Fragile balance in the gut
The presence of probiotics such as lactic acid bacteria changes the environment in the intestine and forces the yeast fungus Candida albicans to change its metabolism, making it less infectious. This way, probiotics can contain or prevent the spread of fungal infections in the gut. Researchers at the Leibniz Institute for Natural Product Research and Infection Biology – Hans Knöll Institute (Leibniz-HKI) in Jena, Germany, have also found that intestinal cells actively promote bacterial growth to protect themselves from the fungus. The findings were published in Nature Communications.
The yeast Candida albicans naturally colonizes the human body, especially common in the intestine. Usually this is a benign colonization, as the immune system and a healthy gut microbiome keep it in check. However, if the microbiome gets out of balance or the immune system is severely compromised, C. albicans can enter the bloodstream. This can be life-threatening especially for immunocompromised people in intensive care units.
Researchers at Leibniz-HKI have now found that human intestinal cells play an important role in fighting fungal infections caused by C. albicans. “The intestinal cells nourish lactic acid bacteria, which thereby multiply and in turn take nutrients away from the yeast fungus,” explains first author Raquel Alonso-Roman. The new conditions force C. albicans to adapt its metabolism, causing it to shed certain characteristics and making it less infectious. Adding the probiotics to the gut creates a balance between yeast, lactic acid bacteria and the rest of the microbiome, which restores a healthy state.
Infections with C. albicans, such as vulvovaginal infections, are already successfully treated with lactic acid bacteria. “We already know that lactic acid bacteria in particular can counteract a fungal infection, prevent it or even kill the fungus.
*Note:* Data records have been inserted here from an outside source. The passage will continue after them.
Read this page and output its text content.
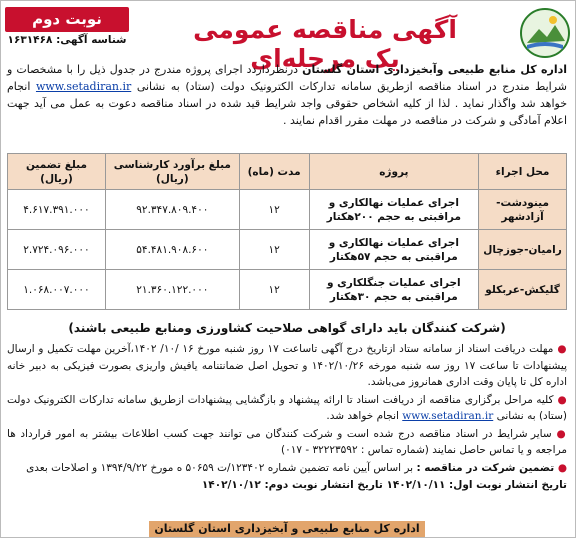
آگهی مناقصه عمومی یک مرحله‌ای
نوبت دوم
شناسه آگهی: ۱۶۳۱۴۶۸
اداره کل منابع طبیعی وآبخیزداری استان گلستان درنظرداردد اجرای پروژه مندرج در جدول ذیل را با مشخصات و شرایط مندرج در اسناد مناقصه ازطریق سامانه تدارکات الکترونیک دولت (ستاد) به نشانی www.setadiran.ir انجام خواهد شد واگذار نماید . لذا از کلیه اشخاص حقوقی واجد شرایط قید شده در اسناد مناقصه دعوت به عمل می آید جهت اعلام آمادگی و شرکت در مناقصه در مهلت مقرر اقدام نمایند .
محل اجراء	پروژه	مدت (ماه)	مبلغ برآورد کارشناسی (ریال)	مبلغ تضمین (ریال)
مینودشت- آزادشهر	اجرای عملیات نهالکاری و مراقبتی به حجم ۲۰۰هکتار	۱۲	۹۲.۳۴۷.۸۰۹.۴۰۰	۴.۶۱۷.۳۹۱.۰۰۰
رامیان-جوزچال	اجرای عملیات نهالکاری و مراقبتی به حجم ۵۷هکتار	۱۲	۵۴.۴۸۱.۹۰۸.۶۰۰	۲.۷۲۴.۰۹۶.۰۰۰
گلیکش-عربکلو	اجرای عملیات جنگلکاری و مراقبتی به حجم ۳۰هکتار	۱۲	۲۱.۳۶۰.۱۲۲.۰۰۰	۱.۰۶۸.۰۰۷.۰۰۰
(شرکت کنندگان باید دارای گواهی صلاحیت کشاورزی ومنابع طبیعی باشند)

● مهلت دریافت اسناد از سامانه ستاد ازتاریخ درج آگهی تاساعت ۱۷ روز شنبه مورخ ۱۶ /۱۰/ ۱۴۰۲،آخرین مهلت تکمیل و ارسال پیشنهادات تا ساعت ۱۷ روز سه شنبه مورخه ۱۴۰۲/۱۰/۲۶ و تحویل اصل ضمانتنامه یافیش واریزی بصورت فیزیکی به دبیر خانه اداره کل تا پایان وقت اداری همانروز می‌باشد.

● کلیه مراحل برگزاری مناقصه از دریافت اسناد تا ارائه پیشنهاد و بازگشایی پیشنهادات ازطریق سامانه تدارکات الکترونیک دولت (ستاد) به نشانی www.setadiran.ir انجام خواهد شد.

● سایر شرایط در اسناد مناقصه درج شده است و شرکت کنندگان می توانند جهت کسب اطلاعات بیشتر به امور قرارداد ها مراجعه و یا تماس حاصل نمایند (شماره تماس : ۳۲۲۲۳۵۹۲ - ۰۱۷)

● تضمین شرکت در مناقصه : بر اساس آیین نامه تضمین شماره ۱۲۳۴۰۲/ت ۵۰۶۵۹ ه مورخ ۱۳۹۴/۹/۲۲ و اصلاحات بعدی

تاریخ انتشار نوبت اول: ۱۴۰۲/۱۰/۱۱ تاریخ انتشار نوبت دوم: ۱۴۰۲/۱۰/۱۲

اداره کل منابع طبیعی و آبخیزداری استان گلستان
Our work now addresses the question of ‘how’,” explains Bernhard Hube, head of the Department of Microbial Pathogenicity Mechanisms.
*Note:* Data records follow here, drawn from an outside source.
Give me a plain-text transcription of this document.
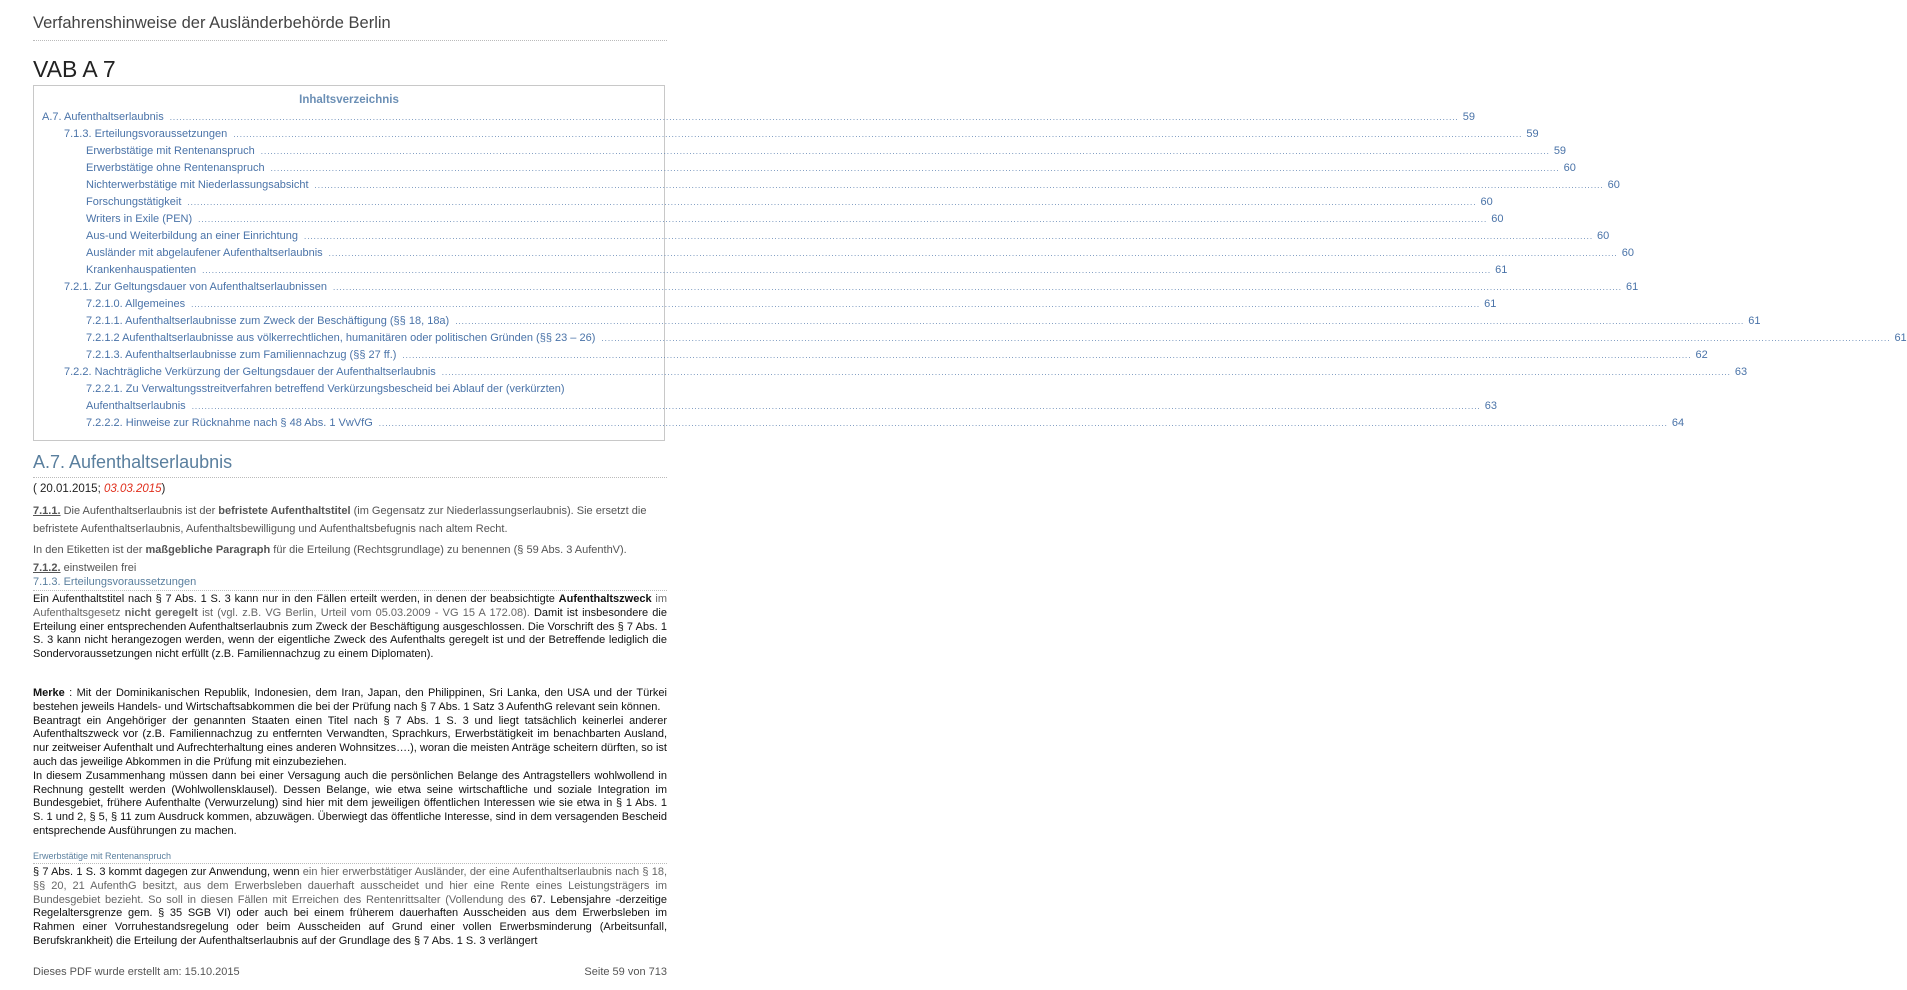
Verfahrenshinweise der Ausländerbehörde Berlin
VAB A 7
Inhaltsverzeichnis
A.7. Aufenthaltserlaubnis ................................................................................................................................................................................................................................................................................................................................................................................................................ 59
7.1.3. Erteilungsvoraussetzungen ................................................................................................................................................................................................................................................................................................................................................................................................................ 59
Erwerbstätige mit Rentenanspruch ................................................................................................................................................................................................................................................................................................................................................................................................................ 59
Erwerbstätige ohne Rentenanspruch ................................................................................................................................................................................................................................................................................................................................................................................................................ 60
Nichterwerbstätige mit Niederlassungsabsicht ................................................................................................................................................................................................................................................................................................................................................................................................................ 60
Forschungstätigkeit ................................................................................................................................................................................................................................................................................................................................................................................................................ 60
Writers in Exile (PEN) ................................................................................................................................................................................................................................................................................................................................................................................................................ 60
Aus-und Weiterbildung an einer Einrichtung ................................................................................................................................................................................................................................................................................................................................................................................................................ 60
Ausländer mit abgelaufener Aufenthaltserlaubnis ................................................................................................................................................................................................................................................................................................................................................................................................................ 60
Krankenhauspatienten ................................................................................................................................................................................................................................................................................................................................................................................................................ 61
7.2.1. Zur Geltungsdauer von Aufenthaltserlaubnissen ................................................................................................................................................................................................................................................................................................................................................................................................................ 61
7.2.1.0. Allgemeines ................................................................................................................................................................................................................................................................................................................................................................................................................ 61
7.2.1.1. Aufenthaltserlaubnisse zum Zweck der Beschäftigung (§§ 18, 18a) ................................................................................................................................................................................................................................................................................................................................................................................................................ 61
7.2.1.2 Aufenthaltserlaubnisse aus völkerrechtlichen, humanitären oder politischen Gründen (§§ 23 – 26) ................................................................................................................................................................................................................................................................................................................................................................................................................ 61
7.2.1.3. Aufenthaltserlaubnisse zum Familiennachzug (§§ 27 ff.) ................................................................................................................................................................................................................................................................................................................................................................................................................ 62
7.2.2. Nachträgliche Verkürzung der Geltungsdauer der Aufenthaltserlaubnis ................................................................................................................................................................................................................................................................................................................................................................................................................ 63
7.2.2.1. Zu Verwaltungsstreitverfahren betreffend Verkürzungsbescheid bei Ablauf der (verkürzten)
Aufenthaltserlaubnis ................................................................................................................................................................................................................................................................................................................................................................................................................ 63
7.2.2.2. Hinweise zur Rücknahme nach § 48 Abs. 1 VwVfG ................................................................................................................................................................................................................................................................................................................................................................................................................ 64
A.7. Aufenthaltserlaubnis
( 20.01.2015; 03.03.2015)
7.1.1. Die Aufenthaltserlaubnis ist der befristete Aufenthaltstitel (im Gegensatz zur Niederlassungserlaubnis). Sie ersetzt die befristete Aufenthaltserlaubnis, Aufenthaltsbewilligung und Aufenthaltsbefugnis nach altem Recht.
In den Etiketten ist der maßgebliche Paragraph für die Erteilung (Rechtsgrundlage) zu benennen (§ 59 Abs. 3 AufenthV).
7.1.2. einstweilen frei
7.1.3. Erteilungsvoraussetzungen
Ein Aufenthaltstitel nach § 7 Abs. 1 S. 3 kann nur in den Fällen erteilt werden, in denen der beabsichtigte Aufenthaltszweck im Aufenthaltsgesetz nicht geregelt ist (vgl. z.B. VG Berlin, Urteil vom 05.03.2009 - VG 15 A 172.08). Damit ist insbesondere die Erteilung einer entsprechenden Aufenthaltserlaubnis zum Zweck der Beschäftigung ausgeschlossen. Die Vorschrift des § 7 Abs. 1 S. 3 kann nicht herangezogen werden, wenn der eigentliche Zweck des Aufenthalts geregelt ist und der Betreffende lediglich die Sondervoraussetzungen nicht erfüllt (z.B. Familiennachzug zu einem Diplomaten).
Merke : Mit der Dominikanischen Republik, Indonesien, dem Iran, Japan, den Philippinen, Sri Lanka, den USA und der Türkei bestehen jeweils Handels- und Wirtschaftsabkommen die bei der Prüfung nach § 7 Abs. 1 Satz 3 AufenthG relevant sein können.
Beantragt ein Angehöriger der genannten Staaten einen Titel nach § 7 Abs. 1 S. 3 und liegt tatsächlich keinerlei anderer Aufenthaltszweck vor (z.B. Familiennachzug zu entfernten Verwandten, Sprachkurs, Erwerbstätigkeit im benachbarten Ausland, nur zeitweiser Aufenthalt und Aufrechterhaltung eines anderen Wohnsitzes….), woran die meisten Anträge scheitern dürften, so ist auch das jeweilige Abkommen in die Prüfung mit einzubeziehen.
In diesem Zusammenhang müssen dann bei einer Versagung auch die persönlichen Belange des Antragstellers wohlwollend in Rechnung gestellt werden (Wohlwollensklausel). Dessen Belange, wie etwa seine wirtschaftliche und soziale Integration im Bundesgebiet, frühere Aufenthalte (Verwurzelung) sind hier mit dem jeweiligen öffentlichen Interessen wie sie etwa in § 1 Abs. 1 S. 1 und 2, § 5, § 11 zum Ausdruck kommen, abzuwägen. Überwiegt das öffentliche Interesse, sind in dem versagenden Bescheid entsprechende Ausführungen zu machen.
Erwerbstätige mit Rentenanspruch
§ 7 Abs. 1 S. 3 kommt dagegen zur Anwendung, wenn ein hier erwerbstätiger Ausländer, der eine Aufenthaltserlaubnis nach § 18, §§ 20, 21 AufenthG besitzt, aus dem Erwerbsleben dauerhaft ausscheidet und hier eine Rente eines Leistungsträgers im Bundesgebiet bezieht. So soll in diesen Fällen mit Erreichen des Rentenrittsalter (Vollendung des 67. Lebensjahre -derzeitige Regelaltersgrenze gem. § 35 SGB VI) oder auch bei einem früherem dauerhaften Ausscheiden aus dem Erwerbsleben im Rahmen einer Vorruhestandsregelung oder beim Ausscheiden auf Grund einer vollen Erwerbsminderung (Arbeitsunfall, Berufskrankheit) die Erteilung der Aufenthaltserlaubnis auf der Grundlage des § 7 Abs. 1 S. 3 verlängert
Dieses PDF wurde erstellt am: 15.10.2015	Seite 59 von 713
In collaboration with systems biologists at the institute, the researchers developed computer models that can predict how lactic acid bacteria of the species Lactobacillus rhamnosus behave when encountering C. albicans. “Using data from previous studies, our computer models can predict that the lactic acid bacteria would multiply and eventually counteract C. albicans,” explains Mark Gresnigt, junior group leader at Leibniz-HKI. However, subsequent experiments in the lab showed that the bacteria did not multiply in conventional culture media as predicted. “Only when we added epithelial cells from the gut did the lactic acid bacteria begin to multiply,” Gresnigt continued. Together with the junior research group of Slavena Vylkova, also at Leibniz-HKI, the researchers were able to find out how the yeast fungus changes its metabolism to adapt to the new conditions. Since there are no longer enough nutrients in the intestine, there is an adjustment in the gene activity of C. albicans, which makes the yeast fungus less infectious and thus no longer able to damage the intestinal cells.
The results of this research form an important step forward in the fight against life-threatening fungal infections. “We want to find out how probiotics fight infection. With this knowledge, we may be able to develop measures to prevent the aggressive behavior of the fungus. The idea is to influence the fungus the way probiotics would, without actually using them,” Hube explains. Especially in immunosuppressed patients, he said, it is usually too dangerous to use live bacteria as a remedy.
The balance and dysbalance of microorganisms in humans, animals and the environment are the central research focus of the Balance of the Microverse Cluster of Excellence and the Collaborative Research Center FungiNet, which supported this work.